Арабелла сияла во время этой добродушной перепалки, она подняла к носику букет роз и сказала, облагодетельствовав благодарным взглядом лорда Флитвуда:

— Я вдвойне в долгу перед лордом Флитвудом!

— Нет, нет, это я в долгу перед вами за то, что вы соблаговолили принять мой скромный подарок!

Мистер Бомарис с улыбкой оглядел букет, но ничего не сказал. Арабелла поймала взгляд мистера Эпворса, вертевшегося поблизости в ожидании благоприятного момента, и сказала:

— Мистер Бомарис, кто этот странно одетый молодой человек?

Мистер Бомарис поглядел по сторонам и сказал:

— Здесь так много странно одетых людей, мисс Тэллант, что я затрудняюсь предположить, кого вы имеете в виду. Может быть, вы говорите о лорде Флитвуде?

— Нет, конечно! — возмущенно поспешила воскликнуть Арабелла.

— А я считаю, что нелегко найти ничего более странного, чем его жилет. Он меня очень удручает, хотя я и потратил неимоверное количество времени в попытках исправить вкус его светлости. Впрочем, кажется, я вижу того, о ком вы, по-видимому, сказали! Мисс Тэллант, это Хорас Эпворс. он относится к тому типу людей, которых вы, как мне представляется, не переносите.

— Он денди? — покраснела Арабелла.

— Именно так.

— Я уверена, что вы не из числа этих людей, извините, что произнесла эти слова на таком вечере!

— Не извиняйтесь перед ним, мисс Тэллант! — весело сказал лорд Флитвуд. — Вы попали в его уязвимое место, сразили моего друга наповал! Должен вам сказать, что он воображает себя знаменитым коринфянином!

— Что это? — поинтересовалась Арабелла.

— Коринфянин — это Светский Тюльпан, любитель спорта, хороший фехтовальщик, хорошо стреляет из пистолета. Несравненный среди…

Мистер Бомарис прервал насмешливо-торжественный каталог:

— Если ты будешь таким смертельно скучным, Чарльз, я буду вынужден объяснить мисс Тэллант, что означает это слово, неисправимый ты пустомеля.

— Итак? — шаловливо спросила Арабелла.

— Бездельник, не достойный вашего внимания, сударыня! — ответил мистер Бомарис, поднимаясь на ноги. — Я вижу мою кузину и должен засвидетельствовать ей свое почтение. — Он улыбнулся и с поклоном отошел.
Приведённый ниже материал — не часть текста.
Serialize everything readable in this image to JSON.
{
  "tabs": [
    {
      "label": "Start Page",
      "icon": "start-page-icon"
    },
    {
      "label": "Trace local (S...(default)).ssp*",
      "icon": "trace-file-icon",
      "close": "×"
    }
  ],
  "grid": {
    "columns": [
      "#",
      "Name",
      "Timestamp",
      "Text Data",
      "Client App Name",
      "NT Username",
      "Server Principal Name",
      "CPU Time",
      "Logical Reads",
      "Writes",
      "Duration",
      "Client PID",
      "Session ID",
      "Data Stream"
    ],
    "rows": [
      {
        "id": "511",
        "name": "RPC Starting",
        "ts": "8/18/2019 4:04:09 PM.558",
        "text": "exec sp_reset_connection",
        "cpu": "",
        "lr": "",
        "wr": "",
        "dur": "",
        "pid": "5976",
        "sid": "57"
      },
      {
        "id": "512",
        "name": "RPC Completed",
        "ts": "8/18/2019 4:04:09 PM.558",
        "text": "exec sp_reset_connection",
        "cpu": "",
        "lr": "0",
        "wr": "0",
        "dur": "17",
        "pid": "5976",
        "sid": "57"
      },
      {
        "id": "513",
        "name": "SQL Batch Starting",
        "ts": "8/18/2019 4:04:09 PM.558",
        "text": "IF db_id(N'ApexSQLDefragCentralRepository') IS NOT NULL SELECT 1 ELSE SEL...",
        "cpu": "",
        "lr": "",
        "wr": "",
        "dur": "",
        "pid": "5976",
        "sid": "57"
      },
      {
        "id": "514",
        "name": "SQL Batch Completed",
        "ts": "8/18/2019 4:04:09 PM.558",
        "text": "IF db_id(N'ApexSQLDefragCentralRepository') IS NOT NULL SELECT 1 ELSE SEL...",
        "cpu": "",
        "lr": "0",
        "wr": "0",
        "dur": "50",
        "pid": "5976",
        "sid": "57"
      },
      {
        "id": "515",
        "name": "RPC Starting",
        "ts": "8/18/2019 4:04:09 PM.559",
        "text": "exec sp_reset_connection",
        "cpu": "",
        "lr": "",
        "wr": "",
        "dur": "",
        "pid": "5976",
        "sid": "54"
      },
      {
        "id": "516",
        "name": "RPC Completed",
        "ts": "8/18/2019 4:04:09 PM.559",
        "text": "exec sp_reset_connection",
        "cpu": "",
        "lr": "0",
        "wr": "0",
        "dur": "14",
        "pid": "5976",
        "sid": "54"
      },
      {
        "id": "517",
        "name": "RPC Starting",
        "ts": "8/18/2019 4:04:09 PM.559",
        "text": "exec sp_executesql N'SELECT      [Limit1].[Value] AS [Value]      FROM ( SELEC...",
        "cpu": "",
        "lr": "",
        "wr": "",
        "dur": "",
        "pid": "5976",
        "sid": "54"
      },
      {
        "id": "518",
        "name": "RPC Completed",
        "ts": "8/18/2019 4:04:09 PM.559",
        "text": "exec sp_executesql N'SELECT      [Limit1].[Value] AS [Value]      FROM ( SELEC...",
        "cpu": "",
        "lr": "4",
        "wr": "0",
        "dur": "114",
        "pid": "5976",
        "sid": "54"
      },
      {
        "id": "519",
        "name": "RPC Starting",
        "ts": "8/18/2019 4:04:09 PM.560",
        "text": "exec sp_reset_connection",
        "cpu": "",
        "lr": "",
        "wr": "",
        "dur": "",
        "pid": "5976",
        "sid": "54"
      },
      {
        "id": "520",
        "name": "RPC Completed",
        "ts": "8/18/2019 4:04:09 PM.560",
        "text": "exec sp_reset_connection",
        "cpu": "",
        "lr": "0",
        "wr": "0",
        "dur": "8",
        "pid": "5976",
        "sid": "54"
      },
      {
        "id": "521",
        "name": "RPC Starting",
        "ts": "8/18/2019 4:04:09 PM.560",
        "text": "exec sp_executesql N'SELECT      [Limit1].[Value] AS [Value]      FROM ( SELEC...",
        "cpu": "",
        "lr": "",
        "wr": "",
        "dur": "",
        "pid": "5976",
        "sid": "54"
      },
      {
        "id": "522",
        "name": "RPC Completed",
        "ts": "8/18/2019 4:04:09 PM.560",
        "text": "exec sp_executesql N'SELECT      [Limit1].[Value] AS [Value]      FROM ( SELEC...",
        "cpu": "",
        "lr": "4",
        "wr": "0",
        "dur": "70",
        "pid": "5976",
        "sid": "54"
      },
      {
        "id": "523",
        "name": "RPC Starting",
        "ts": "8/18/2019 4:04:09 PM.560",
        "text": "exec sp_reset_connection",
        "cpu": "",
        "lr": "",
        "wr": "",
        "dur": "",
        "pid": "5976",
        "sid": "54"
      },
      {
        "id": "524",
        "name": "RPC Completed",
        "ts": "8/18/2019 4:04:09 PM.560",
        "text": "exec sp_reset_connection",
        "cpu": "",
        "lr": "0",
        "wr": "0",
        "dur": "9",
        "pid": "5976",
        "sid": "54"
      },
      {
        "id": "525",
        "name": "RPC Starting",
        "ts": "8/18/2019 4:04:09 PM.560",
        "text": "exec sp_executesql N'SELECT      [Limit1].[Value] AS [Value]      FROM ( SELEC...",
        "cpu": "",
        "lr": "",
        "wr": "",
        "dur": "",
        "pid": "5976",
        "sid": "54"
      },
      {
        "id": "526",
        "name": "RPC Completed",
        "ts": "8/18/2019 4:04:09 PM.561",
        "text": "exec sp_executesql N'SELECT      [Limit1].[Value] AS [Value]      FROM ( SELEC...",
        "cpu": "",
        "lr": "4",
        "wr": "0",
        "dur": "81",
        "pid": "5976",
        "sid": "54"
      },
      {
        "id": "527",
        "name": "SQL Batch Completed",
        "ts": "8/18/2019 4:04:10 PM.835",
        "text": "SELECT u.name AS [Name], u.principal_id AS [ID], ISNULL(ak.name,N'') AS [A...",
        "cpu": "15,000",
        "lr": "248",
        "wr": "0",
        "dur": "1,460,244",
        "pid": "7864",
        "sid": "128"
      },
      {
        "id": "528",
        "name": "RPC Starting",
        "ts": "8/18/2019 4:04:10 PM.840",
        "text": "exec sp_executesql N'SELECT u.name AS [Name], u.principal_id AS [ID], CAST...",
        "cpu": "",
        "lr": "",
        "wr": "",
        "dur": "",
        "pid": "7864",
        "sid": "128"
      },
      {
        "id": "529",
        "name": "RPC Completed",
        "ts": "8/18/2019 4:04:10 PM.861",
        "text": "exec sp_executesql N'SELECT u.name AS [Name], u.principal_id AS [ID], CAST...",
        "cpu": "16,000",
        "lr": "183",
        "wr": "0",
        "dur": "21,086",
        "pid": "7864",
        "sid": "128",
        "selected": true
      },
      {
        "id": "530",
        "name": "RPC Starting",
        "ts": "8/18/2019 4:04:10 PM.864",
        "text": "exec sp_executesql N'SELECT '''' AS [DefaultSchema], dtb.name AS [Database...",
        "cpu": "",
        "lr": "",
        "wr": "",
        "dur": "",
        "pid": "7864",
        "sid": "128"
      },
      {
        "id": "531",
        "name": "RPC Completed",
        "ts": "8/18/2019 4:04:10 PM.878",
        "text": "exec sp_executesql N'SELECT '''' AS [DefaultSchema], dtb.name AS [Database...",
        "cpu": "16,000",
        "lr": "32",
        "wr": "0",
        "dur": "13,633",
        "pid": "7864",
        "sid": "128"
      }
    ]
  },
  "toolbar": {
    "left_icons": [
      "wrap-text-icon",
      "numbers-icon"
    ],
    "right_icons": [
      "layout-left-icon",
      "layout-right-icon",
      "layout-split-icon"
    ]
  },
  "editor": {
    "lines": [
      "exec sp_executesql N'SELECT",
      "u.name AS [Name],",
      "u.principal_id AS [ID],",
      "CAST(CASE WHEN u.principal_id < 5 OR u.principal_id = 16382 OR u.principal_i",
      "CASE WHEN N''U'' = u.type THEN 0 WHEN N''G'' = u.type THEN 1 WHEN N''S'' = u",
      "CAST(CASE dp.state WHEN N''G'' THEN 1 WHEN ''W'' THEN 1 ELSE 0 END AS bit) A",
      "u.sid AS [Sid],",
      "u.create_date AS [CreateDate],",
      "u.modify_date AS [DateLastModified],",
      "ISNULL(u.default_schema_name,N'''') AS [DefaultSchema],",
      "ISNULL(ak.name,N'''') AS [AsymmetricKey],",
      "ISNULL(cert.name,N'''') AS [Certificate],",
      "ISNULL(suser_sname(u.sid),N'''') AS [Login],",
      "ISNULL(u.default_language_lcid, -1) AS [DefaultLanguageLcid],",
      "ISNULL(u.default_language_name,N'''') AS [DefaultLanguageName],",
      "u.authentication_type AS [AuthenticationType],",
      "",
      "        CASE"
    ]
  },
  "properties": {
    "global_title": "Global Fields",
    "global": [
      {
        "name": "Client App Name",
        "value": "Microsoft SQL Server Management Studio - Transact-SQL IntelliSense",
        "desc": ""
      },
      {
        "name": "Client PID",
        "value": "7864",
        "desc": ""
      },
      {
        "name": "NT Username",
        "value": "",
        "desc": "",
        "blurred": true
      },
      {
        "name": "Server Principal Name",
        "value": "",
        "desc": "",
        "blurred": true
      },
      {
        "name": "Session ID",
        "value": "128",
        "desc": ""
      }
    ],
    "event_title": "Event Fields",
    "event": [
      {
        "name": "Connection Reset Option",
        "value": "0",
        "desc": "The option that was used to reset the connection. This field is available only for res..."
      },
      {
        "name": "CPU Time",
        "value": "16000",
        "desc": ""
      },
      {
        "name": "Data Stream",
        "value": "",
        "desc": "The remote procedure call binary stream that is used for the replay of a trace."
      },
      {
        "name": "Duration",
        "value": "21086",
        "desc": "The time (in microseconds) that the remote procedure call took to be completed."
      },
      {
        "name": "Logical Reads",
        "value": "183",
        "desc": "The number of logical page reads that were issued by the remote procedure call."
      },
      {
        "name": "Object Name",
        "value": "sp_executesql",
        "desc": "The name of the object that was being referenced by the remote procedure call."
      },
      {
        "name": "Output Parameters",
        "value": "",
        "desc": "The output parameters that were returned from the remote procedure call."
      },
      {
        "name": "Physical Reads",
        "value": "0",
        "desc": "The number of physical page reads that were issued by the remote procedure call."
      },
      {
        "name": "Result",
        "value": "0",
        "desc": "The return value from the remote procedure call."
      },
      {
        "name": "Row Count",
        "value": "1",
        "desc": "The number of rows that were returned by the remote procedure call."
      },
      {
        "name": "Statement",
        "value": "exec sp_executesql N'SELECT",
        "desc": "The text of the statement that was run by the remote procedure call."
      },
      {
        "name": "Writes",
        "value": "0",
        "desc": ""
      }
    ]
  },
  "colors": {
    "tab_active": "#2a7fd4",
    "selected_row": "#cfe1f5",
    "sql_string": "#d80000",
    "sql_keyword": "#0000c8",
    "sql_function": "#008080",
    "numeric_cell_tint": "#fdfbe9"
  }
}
Задержавшись на несколько минут, чтобы перекинуться парой слов с леди Вейнфлит, он затем выпил стакан вина с мистером Варкворсом, отпустил комплимент хозяйке дома по поводу успеха ее приема и, наконец удалился, исполнив то, за что взялся: то есть добившись успеха для мисс Тэллант. Теперь в двадцать четыре часа по городу разнесется весть, что мисс Тэллант — последнее увлечение Несравненного.

— Ты заметила, как Бомарис строит куры этой хорошенькой девчонке? — спросил лорд Вейнфлит у своей жены, когда они отъезжали от дома леди Бридлингтон.

— Конечно, заметила, — отозвалась она.

— Кажется, он имел у нее большой успех, не так ли? Но ведь она вовсе не в его вкусе. Я вообще сомневаюсь, что у него есть что-либо на уме.

— У Роберта? — В голосе жены послышался смешок. — Если бы ты знал его так же хорошо, как я, Вейнфлит, ты с первого взгляда понял бы, что он просто развлекается! Я знаю это его настроение! Кто-то должен предостеречь малышку, чтобы она ничего не допускала. С его стороны это дурно, готова поклясться, ведь она всего лишь дитя!

— В клубах поговаривают, что она богата, как набоб.

— Я тоже слыхала, но чего только не говорят! Роберт действительно очень богат, и если он когда-нибудь женится, в чем я начинаю сомневаться, то не на деньгах, уверяю тебя!

— Да я так и не думаю, — согласился лорд. — Почему мы вообще приехали на этот вечер, Луиза? Такие сборища дьявольски скучны.

— Вот интересно! Ну, Роберт пригласил меня. Признаюсь, я проявила любопытство, чтобы увидеть эту наследницу. Он заявил, что заставит весь Лондон домогаться ее руки.

— Для меня это пустой звук, — заявил его лордство. — Зачем ему так стараться?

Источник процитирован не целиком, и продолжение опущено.